Christophe Midler, Marc Alochet, Christophe de Charentenay retracent l’histoire, de sa genèse à sa commercialisation, d’une voiture électrique et peu coûteuse, deux caractéristiques qui semblaient jusqu’ici incompatibles.
Au-delà d’une aventure singulière, l’analyse du projet Spring permet de comprendre, mieux que des discours abstraits et généraux, des problématiques clés de la stratégie et du management contemporains. Voici quelques extraits.
Le véhicule électrique, passage obligé de la conquête du marché chinois
Ce qui frappe sur la question de la conquête du marché chinois, c’est l’écart entre l’évidence stratégique, pour les constructeurs globaux, de conquérir le marché chinois et la difficulté, pour ne pas dire plus, à incarner un tel discours par des plans d’action précis, crédibles et consensuels. De ce point de vue, Renault apparaît comme un bien mauvais élève, mais il n’est pas le seul. La plupart des constructeurs généralistes s’y sont cassé les dents. Volkswagen et General Motors font figures d’exception et leur réussite tient largement à leur capacité à avoir engagé très tôt et fortement une stratégie de conquête et à avoir maintenu dans la durée la continuité de l’effort nécessaire. Monter dans le train de la croissance du marché automobile chinois est plus facile lorsqu’il démarre modestement que lorsqu’il est lancé à pleine vitesse…
L’avant-projet, l’exploration des possibles
Le choix de l’usine
La question du site de fabrication de la voiture est évidemment aussi essentielle, puisqu’elle associe des raisonnements économiques et politiques : la géographie des implantations industrielles est, en Chine (mais aussi en Europe), fortement liée à des décisions publiques d’aménagement.
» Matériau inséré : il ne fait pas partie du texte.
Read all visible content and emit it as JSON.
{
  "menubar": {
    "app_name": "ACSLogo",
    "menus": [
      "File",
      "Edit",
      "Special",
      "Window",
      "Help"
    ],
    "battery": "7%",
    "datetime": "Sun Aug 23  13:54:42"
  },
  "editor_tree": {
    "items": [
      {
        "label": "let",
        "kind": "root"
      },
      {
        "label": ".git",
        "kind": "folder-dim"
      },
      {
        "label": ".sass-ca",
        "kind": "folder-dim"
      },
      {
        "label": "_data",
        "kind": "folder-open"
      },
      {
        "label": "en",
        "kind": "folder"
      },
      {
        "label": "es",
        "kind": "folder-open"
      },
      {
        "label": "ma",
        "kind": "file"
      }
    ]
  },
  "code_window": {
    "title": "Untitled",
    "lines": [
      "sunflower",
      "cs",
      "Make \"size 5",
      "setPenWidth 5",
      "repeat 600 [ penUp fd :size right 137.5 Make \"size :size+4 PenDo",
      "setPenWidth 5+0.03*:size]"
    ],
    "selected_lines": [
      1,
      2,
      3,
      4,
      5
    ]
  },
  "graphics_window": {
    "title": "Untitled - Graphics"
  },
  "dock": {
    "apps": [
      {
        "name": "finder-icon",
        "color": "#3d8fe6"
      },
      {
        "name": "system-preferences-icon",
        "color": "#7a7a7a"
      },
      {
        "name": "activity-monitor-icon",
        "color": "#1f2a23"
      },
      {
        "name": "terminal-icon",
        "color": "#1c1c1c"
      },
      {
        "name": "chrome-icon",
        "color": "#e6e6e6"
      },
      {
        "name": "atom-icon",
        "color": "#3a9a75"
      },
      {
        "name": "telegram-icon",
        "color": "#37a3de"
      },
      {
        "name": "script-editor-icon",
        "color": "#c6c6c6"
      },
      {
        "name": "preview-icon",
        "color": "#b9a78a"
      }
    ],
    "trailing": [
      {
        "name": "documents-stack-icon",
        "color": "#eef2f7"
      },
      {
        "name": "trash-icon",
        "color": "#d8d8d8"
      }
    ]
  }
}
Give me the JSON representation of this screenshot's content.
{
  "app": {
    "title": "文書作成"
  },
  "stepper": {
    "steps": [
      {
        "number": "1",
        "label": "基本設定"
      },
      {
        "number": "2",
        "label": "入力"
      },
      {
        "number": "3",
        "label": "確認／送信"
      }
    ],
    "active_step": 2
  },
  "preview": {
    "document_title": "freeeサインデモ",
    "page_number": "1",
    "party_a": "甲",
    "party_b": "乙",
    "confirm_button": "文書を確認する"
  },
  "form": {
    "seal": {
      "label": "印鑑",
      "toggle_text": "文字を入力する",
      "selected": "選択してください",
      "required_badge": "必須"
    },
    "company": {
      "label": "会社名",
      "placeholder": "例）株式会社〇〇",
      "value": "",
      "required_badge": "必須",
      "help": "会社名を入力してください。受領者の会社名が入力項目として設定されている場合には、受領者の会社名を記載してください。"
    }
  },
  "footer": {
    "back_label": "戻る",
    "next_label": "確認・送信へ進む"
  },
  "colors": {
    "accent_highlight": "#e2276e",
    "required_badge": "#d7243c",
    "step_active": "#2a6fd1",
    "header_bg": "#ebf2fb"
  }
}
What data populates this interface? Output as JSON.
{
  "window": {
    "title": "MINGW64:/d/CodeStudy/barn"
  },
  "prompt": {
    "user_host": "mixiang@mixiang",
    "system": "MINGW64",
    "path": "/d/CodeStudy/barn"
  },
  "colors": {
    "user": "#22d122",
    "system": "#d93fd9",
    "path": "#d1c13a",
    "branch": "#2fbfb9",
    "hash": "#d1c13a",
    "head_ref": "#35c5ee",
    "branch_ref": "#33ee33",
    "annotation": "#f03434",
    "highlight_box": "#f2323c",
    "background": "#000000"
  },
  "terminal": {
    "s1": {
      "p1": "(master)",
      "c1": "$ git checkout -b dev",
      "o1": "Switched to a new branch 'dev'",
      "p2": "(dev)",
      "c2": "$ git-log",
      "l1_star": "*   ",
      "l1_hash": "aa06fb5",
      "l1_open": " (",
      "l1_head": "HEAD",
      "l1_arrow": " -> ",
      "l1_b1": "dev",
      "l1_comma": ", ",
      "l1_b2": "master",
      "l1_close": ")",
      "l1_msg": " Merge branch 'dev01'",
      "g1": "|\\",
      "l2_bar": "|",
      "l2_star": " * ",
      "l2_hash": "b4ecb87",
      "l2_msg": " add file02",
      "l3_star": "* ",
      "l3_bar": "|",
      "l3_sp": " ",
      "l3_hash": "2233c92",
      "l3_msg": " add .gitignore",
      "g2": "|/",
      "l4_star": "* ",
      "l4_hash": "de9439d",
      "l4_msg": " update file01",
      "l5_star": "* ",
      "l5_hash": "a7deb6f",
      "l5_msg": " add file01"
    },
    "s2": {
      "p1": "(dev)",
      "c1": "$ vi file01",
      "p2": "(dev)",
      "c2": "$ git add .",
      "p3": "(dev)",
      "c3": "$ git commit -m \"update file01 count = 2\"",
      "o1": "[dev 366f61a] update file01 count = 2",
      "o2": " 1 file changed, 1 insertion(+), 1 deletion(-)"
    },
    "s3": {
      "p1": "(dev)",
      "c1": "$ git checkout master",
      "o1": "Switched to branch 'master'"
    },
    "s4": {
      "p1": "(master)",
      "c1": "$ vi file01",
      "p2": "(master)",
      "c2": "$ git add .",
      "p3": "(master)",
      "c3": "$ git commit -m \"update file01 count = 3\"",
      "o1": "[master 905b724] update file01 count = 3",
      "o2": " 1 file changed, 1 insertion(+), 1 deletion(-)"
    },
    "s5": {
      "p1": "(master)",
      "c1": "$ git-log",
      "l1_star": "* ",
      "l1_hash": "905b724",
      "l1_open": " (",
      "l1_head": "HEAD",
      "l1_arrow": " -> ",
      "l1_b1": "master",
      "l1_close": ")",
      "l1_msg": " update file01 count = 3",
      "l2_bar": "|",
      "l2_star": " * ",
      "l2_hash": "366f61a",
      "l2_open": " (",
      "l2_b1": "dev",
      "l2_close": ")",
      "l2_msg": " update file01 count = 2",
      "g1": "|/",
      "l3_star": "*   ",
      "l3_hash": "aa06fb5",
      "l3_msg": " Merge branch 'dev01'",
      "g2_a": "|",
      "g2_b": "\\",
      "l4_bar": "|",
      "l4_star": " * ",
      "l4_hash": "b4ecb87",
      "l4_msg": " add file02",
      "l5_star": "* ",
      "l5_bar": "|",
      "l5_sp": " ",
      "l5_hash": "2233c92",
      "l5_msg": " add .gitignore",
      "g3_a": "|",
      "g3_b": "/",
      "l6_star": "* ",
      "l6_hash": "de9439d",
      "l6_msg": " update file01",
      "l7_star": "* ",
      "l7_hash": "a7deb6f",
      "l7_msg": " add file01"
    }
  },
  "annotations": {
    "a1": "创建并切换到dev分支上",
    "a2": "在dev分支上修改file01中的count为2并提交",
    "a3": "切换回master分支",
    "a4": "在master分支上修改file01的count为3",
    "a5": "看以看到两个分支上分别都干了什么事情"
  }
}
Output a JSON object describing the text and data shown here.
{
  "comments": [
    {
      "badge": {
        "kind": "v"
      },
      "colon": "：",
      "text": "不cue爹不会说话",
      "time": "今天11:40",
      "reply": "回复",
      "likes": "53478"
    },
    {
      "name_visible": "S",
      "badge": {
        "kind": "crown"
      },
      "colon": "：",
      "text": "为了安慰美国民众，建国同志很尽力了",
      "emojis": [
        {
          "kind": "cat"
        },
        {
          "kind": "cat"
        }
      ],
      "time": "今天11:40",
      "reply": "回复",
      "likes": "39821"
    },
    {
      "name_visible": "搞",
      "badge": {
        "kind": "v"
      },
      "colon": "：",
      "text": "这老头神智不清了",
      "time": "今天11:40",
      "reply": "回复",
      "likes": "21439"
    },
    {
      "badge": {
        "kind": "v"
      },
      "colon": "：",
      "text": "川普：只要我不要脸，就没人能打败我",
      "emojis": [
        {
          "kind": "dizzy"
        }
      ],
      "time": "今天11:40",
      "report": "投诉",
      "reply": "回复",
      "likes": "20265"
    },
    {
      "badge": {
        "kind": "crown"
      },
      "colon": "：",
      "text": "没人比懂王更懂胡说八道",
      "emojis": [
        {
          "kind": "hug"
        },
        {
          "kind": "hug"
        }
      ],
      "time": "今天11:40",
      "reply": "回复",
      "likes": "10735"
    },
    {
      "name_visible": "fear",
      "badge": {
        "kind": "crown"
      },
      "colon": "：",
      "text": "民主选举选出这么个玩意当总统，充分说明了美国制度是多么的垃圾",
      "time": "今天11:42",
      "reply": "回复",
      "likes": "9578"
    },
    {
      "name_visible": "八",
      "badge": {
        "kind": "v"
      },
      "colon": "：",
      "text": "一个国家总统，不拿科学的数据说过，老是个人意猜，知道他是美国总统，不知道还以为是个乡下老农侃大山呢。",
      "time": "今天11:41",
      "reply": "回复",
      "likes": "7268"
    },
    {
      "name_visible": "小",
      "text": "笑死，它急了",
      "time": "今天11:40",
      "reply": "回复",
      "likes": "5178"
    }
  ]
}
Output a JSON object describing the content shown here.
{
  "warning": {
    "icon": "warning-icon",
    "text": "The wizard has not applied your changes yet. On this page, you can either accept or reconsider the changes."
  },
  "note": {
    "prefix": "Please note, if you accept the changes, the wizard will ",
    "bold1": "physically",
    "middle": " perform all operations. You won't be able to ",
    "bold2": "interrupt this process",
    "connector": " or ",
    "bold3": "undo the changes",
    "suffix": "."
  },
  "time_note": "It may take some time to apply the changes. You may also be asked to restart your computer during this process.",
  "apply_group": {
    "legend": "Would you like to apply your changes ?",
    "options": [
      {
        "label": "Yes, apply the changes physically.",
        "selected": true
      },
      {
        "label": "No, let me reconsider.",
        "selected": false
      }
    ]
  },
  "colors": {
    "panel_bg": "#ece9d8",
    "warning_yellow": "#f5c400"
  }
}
Ainsi, la création de l’usine DRAC à Wuhan résulte de la volonté chinoise de faire de la région un pôle automobile important.
Cependant, pour le nouveau projet, il ne peut être question, pour des raisons de rentabilité, de construire une nouvelle usine. Il faut donc trouver des sites pouvant héberger les capacités nécessaires, tout en ayant le niveau de compétences permettant d’atteindre les niveaux de qualité et de coût attendus.
Trois scénarios sont alors envisagés – ils donneront lieu à des visites approfondies que l’équipe organisera avec les responsables de Dongfeng à Wuhan.
Innovation sociétale et darwinisme administré
La prise de conscience, relativement récente, de l’importance et de l’urgence des enjeux de la lutte contre le réchauffement climatique et de l’amélioration de la qualité de l’air a donné un essor puissant à ce régime d’innovation que nous appellerons « l’innovation sociétale ».
Il se caractérise par une intrusion beaucoup plus contraignante et précise des autorités publiques dans les dynamiques des technologies, des produits ou des services ainsi que par la mise au second plan, dans une certaine mesure, du rôle des clients finaux dans le processus de sélection. […] La [Spring], voiture électrique développée en Chine sous l’impulsion d’une firme française, destinée aux marchés chinois et européen, s’inscrit parfaitement dans ce contexte et offre un moyen privilégié d’analyse pour explorer ces questions générales pour trois raisons.
Premièrement, parce que le développement du véhicule électrique est un cas emblématique du régime d’innovation administrée. Ce n’est assurément ni les constructeurs ni les clients qui sont à l’origine de l’explosion actuelle du véhicule électrique. […]
Ensuite, parce que le projet […] montre combien la conception des innovations doit désormais se confronter au caractère déterminant de l’intrusion des réglementations publiques. […]
Enfin, parce que le retour en Europe de la [Spring], illustre, si cela était encore nécessaire, que la circulation mondiale des produits est une réalité dans le secteur automobile.
La résilience des projets
Dans cette période de pandémie, le terme de résilience, comme capacité à résister aux épreuves, est à la mode.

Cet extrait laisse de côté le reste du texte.